Kriminalität in der Wendezeit: ARD-Serie „Zerv“: Deutschland 91

Wessi, Ossis, Waffenhandel, Kindesmisshandlung: Die ARD-Serie „Zerv“ haut einem Sentiments und Verbrechen der Wendezeit um die Ohren. Und offenbart Stärken und Schwächen eines Boom-Formats.

Wir sind ungefähr in Minute 270 der ARD-Serie „Zerv“, kurz vorm Ende. Die Hauptfigur Peter Simon alias Fabian Hinrichs ist verzweifelt, eine private Geschichte, und wir begreifen sie plötzlich besser als in den über vier Serien-Stunden zuvor, eingetaucht in die Arbeit der „Zerv“, der Zentralen Ermittlungsstelle Regierungs- und Vereinigungskriminalität (Zerv), einer zwischen 1991 und 2000 real existierenden Berliner Polizeibehörde zur strafrechtlichen Aufarbeitung der SED- und DDR-Vergangenheit.

Es hat jedenfalls schon sympathischere und plausiblere Helden gegeben als diesen Peter Simon, der in Berlin 1991 zur Sondereinheit Zerv stößt, an die Seite von Hauptkommissarin Karo Schubert (Nadja Uhl). Wessi meets Ossi. Beide müssen im Mordfall eines hohen Mitarbeiters des Abrüstungsministeriums, beauftragt mit der Auflösung der Nationalen Volksarmee, ermitteln. („Zerv“, sechs Folgen, ARD-Mediathek, ab 22. Februar, 20 Uhr 15 im Ersten).

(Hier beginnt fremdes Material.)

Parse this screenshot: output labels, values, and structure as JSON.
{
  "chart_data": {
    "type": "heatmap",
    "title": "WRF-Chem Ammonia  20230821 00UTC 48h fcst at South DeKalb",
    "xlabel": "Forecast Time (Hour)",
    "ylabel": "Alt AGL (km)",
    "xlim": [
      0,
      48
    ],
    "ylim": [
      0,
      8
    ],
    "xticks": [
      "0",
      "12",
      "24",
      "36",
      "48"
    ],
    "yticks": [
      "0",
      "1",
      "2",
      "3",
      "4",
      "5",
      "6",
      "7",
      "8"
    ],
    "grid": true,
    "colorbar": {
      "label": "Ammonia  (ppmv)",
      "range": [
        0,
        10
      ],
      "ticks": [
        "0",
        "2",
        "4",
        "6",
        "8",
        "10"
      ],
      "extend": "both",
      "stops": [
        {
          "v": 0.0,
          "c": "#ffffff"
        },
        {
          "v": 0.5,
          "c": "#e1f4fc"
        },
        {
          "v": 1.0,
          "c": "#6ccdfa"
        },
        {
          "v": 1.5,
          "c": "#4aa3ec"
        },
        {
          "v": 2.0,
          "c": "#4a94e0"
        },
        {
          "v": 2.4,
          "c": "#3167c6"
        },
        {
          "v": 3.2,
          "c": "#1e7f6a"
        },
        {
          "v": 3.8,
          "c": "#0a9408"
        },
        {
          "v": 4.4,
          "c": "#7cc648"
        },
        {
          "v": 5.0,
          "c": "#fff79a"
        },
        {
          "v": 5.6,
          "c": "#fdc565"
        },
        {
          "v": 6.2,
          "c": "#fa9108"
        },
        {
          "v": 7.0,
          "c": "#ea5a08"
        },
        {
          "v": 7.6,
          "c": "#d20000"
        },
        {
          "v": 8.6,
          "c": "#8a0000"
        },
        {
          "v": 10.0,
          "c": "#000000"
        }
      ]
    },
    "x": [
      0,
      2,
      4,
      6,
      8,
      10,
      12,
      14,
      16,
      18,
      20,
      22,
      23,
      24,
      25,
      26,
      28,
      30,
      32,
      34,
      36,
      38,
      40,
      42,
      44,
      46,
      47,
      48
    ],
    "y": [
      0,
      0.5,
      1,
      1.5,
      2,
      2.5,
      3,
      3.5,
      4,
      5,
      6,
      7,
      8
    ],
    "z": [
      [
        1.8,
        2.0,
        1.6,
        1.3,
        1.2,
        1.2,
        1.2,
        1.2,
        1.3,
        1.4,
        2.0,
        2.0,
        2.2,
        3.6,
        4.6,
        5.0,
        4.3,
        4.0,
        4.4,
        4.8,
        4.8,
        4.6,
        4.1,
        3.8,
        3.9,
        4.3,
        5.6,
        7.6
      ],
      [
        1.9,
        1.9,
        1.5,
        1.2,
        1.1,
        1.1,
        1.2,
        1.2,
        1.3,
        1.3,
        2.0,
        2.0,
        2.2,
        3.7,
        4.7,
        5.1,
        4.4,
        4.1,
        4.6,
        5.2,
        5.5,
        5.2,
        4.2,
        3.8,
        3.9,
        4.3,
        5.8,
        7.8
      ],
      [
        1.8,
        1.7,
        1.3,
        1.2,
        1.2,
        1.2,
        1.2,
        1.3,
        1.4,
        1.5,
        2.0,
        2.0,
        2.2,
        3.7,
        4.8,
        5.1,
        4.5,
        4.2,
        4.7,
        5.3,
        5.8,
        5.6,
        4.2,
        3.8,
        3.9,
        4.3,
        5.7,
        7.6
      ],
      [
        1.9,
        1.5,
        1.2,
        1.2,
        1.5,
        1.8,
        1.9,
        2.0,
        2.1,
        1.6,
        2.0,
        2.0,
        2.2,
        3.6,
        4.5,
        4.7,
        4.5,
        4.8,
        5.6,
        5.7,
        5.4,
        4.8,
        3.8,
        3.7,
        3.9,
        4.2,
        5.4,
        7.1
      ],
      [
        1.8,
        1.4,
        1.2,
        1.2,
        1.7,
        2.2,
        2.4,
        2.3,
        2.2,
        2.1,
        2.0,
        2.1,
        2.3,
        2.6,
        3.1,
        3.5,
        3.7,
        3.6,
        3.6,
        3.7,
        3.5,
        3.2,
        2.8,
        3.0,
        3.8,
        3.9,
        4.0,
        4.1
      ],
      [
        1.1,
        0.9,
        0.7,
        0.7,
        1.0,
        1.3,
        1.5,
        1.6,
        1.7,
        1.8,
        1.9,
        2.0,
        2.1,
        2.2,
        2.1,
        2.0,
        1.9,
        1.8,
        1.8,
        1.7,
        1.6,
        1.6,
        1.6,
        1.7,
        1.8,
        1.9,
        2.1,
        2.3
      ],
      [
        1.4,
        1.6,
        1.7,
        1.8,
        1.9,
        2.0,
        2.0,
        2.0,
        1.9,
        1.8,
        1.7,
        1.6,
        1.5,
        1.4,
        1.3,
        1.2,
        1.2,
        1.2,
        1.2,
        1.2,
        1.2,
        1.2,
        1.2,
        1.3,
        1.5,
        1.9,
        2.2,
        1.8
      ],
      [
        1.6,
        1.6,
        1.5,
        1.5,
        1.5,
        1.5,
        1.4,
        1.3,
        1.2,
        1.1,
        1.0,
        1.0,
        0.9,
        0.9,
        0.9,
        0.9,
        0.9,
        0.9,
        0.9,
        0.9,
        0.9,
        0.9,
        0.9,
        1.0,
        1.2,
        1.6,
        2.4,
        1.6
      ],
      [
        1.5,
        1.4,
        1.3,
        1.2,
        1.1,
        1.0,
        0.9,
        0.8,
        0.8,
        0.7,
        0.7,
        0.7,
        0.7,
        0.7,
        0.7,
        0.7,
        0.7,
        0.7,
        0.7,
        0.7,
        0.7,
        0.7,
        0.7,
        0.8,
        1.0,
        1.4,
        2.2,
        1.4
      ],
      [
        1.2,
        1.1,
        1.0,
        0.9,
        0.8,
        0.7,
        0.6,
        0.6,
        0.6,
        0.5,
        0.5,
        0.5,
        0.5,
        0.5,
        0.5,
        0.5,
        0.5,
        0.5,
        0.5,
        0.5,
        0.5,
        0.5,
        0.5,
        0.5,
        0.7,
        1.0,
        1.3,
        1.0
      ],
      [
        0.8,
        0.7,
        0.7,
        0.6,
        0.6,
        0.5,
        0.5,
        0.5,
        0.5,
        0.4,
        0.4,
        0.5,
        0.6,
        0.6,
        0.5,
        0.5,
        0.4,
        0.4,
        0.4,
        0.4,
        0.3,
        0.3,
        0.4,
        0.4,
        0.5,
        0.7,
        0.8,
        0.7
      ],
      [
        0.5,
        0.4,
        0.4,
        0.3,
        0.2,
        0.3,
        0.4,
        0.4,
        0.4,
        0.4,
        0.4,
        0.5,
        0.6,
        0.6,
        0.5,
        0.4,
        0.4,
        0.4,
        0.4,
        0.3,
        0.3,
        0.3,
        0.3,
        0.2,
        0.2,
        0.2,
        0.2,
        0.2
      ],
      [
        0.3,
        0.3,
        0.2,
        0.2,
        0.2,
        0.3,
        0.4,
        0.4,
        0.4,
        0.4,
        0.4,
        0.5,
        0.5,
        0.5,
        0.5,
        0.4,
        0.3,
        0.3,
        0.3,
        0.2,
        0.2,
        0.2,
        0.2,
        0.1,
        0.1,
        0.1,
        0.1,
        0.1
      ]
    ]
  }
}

Beide beanspruchen den Mordfall für ihre Abteilung und ermitteln notgedrungen zusammen. Beide machen das auf ihre Weise, und es gehört nicht allzu viel Fantasie dazu, dass Simons Credo „Scheiß Osten! Ihr könnt es ja doch nicht!“ über sechs Folgen wenig Bestand haben wird, weil da ja irgendwo ein verletzlicher Kern sein muss.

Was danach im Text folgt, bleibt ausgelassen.